Perhaps the best World War II gun story involving my old man has to do with a rifle he did not loot. His lonely walks in the veld with Dan Pienaar had left him with an enormous respect and affection for our famous little fighting man, and he never ceased to mourn Dan's untimely death in an air crash at Lake Kisumu in 1943. Many years after the war he told Dan's son, Barry, that one of his greatest desires was to own a rifle that had once belonged to his hero.

Barry did not have one, but, being as kindly as his father, he could not bring himself to disappoint my old man. So he gave him one of his own rifles and pretended it had been Dan's - a lovely old long-barrelled 7 x 57mm sporter, built on a military Mauser action.

The origins of this rifle I do not know. As far as I can determine, it was proofed in Austria just after World War I, but it has no maker's name on it. The metal-to-wood fit is not particularly good, from which I deduce that the gunsmith was primarily a metalwork man, for it is a fine shooter that will hold within a minute of angle, and is a sure-enough buckslayer whenever I have taken it into the veld.

In any case, my old man went to his grave believing he owned a rifle that had belonged to his greatest hero – I was the only person to whom Barry confided the secret - and "Dan's rifle" it remains to this day, facts or no facts.

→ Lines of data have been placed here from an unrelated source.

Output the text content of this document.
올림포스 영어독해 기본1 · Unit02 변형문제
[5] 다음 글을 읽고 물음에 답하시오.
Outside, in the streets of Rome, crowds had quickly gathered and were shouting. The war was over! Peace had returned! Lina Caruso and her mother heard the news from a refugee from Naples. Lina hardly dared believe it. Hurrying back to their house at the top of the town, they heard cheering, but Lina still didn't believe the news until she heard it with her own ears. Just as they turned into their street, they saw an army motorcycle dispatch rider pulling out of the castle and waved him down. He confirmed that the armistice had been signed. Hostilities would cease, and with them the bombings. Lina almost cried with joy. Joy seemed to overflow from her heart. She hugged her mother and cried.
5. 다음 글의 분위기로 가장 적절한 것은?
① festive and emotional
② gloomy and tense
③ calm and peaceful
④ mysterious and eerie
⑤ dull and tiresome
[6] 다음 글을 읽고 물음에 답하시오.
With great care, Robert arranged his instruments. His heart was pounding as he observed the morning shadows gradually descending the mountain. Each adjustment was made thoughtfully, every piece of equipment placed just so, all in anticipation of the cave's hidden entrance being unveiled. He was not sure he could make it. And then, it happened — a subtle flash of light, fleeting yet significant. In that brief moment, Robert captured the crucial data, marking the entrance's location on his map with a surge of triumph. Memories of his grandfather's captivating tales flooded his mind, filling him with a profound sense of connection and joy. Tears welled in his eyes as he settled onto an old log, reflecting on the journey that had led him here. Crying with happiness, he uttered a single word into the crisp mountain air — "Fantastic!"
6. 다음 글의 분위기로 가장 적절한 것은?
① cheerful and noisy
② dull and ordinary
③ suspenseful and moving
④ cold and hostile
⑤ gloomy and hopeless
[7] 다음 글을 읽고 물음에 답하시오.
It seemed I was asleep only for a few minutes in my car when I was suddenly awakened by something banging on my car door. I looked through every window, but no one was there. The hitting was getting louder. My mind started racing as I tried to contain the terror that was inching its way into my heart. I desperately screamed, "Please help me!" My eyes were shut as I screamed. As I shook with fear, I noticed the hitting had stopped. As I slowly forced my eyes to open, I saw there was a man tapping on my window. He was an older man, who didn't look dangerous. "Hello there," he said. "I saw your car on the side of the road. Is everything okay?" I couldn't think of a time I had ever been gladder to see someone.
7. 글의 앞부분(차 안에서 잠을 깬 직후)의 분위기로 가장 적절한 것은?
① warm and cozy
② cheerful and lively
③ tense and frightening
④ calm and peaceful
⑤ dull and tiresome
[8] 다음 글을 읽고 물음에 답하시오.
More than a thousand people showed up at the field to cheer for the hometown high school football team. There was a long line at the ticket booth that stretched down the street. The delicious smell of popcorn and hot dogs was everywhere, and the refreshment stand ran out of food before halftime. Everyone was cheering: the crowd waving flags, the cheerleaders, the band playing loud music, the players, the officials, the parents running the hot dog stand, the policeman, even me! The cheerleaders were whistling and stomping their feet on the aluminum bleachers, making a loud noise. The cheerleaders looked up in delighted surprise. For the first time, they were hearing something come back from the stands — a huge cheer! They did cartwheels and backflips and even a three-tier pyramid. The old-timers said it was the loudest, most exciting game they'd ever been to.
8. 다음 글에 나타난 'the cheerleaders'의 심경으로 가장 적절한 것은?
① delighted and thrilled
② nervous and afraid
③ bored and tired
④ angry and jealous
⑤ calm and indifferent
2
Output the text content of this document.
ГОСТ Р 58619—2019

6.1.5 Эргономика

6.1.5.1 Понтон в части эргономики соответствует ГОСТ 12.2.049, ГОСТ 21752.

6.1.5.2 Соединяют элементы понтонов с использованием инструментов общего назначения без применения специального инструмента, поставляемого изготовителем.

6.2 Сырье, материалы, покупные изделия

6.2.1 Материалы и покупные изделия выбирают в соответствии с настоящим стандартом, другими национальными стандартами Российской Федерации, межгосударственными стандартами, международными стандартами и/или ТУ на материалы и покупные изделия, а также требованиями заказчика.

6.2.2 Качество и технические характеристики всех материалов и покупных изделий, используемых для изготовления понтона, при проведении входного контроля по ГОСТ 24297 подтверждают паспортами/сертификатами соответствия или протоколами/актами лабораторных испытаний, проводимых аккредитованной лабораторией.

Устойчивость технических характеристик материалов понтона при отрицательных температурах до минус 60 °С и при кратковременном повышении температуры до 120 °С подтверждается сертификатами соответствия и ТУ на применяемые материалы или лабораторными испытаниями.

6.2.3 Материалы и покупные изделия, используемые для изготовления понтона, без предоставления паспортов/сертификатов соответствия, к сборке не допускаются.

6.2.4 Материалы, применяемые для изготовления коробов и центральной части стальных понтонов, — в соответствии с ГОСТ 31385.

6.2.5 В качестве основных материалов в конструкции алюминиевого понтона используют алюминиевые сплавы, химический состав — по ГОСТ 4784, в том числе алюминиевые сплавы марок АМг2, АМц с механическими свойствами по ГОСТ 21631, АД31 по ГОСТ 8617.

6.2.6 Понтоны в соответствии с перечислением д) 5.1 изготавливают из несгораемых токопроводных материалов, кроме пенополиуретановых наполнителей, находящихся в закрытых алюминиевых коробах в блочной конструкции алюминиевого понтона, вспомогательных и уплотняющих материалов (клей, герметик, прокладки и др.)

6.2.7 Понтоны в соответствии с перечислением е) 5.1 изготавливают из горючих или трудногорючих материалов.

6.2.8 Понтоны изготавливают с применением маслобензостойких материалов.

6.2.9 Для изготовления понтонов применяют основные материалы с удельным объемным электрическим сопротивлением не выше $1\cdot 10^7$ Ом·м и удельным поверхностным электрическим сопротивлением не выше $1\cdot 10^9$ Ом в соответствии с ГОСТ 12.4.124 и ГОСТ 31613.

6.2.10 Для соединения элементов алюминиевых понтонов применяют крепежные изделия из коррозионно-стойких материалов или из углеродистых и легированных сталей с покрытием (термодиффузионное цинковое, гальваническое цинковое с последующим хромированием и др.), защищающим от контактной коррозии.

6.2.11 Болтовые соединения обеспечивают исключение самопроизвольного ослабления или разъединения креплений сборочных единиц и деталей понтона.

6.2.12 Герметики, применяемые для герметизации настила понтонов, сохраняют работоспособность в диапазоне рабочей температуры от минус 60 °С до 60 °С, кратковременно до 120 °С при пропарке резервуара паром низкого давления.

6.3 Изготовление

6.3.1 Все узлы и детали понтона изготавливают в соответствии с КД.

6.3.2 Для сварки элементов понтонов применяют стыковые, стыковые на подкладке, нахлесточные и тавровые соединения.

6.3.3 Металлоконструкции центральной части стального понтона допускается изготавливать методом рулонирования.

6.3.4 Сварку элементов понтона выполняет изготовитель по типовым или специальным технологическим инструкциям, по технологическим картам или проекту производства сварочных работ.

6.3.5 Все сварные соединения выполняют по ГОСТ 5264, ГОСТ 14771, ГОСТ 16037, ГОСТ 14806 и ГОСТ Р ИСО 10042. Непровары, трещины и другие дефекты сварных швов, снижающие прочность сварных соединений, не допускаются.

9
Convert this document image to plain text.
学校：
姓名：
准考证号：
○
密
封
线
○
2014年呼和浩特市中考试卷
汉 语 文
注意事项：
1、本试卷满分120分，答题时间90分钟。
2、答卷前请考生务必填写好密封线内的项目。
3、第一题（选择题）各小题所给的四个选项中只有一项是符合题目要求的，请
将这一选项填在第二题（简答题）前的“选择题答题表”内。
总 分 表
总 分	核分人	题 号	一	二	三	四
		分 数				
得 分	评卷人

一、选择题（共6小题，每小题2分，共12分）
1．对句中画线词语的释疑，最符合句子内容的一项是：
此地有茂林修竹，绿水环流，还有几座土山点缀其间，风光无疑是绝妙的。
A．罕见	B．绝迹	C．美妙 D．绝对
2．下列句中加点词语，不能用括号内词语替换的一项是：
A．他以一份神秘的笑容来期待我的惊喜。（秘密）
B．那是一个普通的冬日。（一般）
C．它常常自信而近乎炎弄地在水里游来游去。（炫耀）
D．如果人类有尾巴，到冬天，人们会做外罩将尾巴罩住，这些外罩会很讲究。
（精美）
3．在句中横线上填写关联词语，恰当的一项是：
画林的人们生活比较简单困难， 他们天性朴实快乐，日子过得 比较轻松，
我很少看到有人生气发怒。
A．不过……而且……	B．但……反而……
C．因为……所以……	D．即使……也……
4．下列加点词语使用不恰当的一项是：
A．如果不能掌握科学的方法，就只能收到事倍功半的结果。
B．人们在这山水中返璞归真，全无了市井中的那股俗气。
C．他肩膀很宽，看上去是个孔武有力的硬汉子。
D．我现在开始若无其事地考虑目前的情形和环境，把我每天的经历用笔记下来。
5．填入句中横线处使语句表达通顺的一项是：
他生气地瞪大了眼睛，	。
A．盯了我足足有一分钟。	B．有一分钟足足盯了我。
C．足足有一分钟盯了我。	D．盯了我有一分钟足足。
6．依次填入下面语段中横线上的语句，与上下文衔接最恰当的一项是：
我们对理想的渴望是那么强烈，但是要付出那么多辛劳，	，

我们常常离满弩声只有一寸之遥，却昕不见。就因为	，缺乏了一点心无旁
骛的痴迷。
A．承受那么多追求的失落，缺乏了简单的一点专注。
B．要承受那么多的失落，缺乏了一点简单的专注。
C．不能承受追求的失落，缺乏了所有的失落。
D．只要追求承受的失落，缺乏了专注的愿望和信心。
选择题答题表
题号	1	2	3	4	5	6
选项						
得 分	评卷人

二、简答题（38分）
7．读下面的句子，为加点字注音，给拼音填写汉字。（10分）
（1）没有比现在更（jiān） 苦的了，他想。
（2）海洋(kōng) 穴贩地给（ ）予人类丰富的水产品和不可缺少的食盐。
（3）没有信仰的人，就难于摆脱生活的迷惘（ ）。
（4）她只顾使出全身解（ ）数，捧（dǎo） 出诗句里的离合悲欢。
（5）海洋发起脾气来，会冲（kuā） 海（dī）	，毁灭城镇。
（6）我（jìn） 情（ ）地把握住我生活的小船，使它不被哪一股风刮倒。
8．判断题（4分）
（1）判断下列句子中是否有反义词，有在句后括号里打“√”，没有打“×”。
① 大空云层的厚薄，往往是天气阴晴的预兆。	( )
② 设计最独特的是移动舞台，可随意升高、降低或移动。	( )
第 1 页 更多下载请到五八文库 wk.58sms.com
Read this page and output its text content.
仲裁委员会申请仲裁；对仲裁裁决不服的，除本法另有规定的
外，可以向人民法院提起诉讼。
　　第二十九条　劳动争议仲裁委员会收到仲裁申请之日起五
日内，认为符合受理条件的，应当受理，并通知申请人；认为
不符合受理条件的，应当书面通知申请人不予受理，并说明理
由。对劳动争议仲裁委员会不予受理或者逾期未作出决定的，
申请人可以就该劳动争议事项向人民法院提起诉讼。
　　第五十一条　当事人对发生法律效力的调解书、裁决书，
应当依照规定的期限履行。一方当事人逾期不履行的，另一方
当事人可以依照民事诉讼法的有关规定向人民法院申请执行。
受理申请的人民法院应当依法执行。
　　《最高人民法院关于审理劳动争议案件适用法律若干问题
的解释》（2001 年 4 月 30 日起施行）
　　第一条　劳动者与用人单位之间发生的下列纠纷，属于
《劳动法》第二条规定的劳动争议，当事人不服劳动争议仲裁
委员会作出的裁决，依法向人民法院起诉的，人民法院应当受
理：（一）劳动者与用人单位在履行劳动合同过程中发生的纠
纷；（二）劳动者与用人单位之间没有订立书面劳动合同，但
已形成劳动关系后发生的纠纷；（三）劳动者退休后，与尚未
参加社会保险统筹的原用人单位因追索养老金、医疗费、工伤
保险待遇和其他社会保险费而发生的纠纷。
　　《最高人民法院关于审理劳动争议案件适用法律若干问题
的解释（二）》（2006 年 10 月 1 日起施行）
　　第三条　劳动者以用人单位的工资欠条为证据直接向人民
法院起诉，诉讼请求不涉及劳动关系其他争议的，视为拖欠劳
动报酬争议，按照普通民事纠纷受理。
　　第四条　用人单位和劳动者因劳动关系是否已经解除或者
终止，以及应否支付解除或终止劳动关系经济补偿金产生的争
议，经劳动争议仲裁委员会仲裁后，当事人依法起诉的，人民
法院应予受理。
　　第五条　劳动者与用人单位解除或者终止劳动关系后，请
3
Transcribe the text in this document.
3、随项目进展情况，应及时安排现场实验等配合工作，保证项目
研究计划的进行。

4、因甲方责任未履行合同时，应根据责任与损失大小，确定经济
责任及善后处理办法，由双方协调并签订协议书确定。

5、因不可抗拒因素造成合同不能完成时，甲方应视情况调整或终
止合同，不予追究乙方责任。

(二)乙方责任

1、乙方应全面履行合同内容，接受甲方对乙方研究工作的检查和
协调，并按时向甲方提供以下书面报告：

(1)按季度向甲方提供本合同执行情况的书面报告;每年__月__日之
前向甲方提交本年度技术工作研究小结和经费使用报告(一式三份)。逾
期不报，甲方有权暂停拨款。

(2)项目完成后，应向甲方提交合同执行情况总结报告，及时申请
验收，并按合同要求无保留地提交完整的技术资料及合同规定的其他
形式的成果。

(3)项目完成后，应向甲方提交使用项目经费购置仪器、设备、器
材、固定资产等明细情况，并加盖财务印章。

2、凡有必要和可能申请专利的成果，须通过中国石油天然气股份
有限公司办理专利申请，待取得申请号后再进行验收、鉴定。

I have it still, precisely as it was then except that it now has a Weaver V4.5 telescopic sight on it. It fits me as if it had been made for me. It is a natural pointer, and its long barrel (my friend Manie Malan calls it "jou sweepstok-Mauser") makes for steady off-hand aiming.

 And so, I acknowledge, I am a lucky man. Anyone with enough cash can go into a gunshop and acquire a set of brand-new rifles, but money can't buy a battery consisting of the Duke of Aosta's Westley Richards, my old man's anti-aircraft Mannlicher and the "sweepstok-Mauser" that commemorated his love for one of South Africa's greatest soldiers.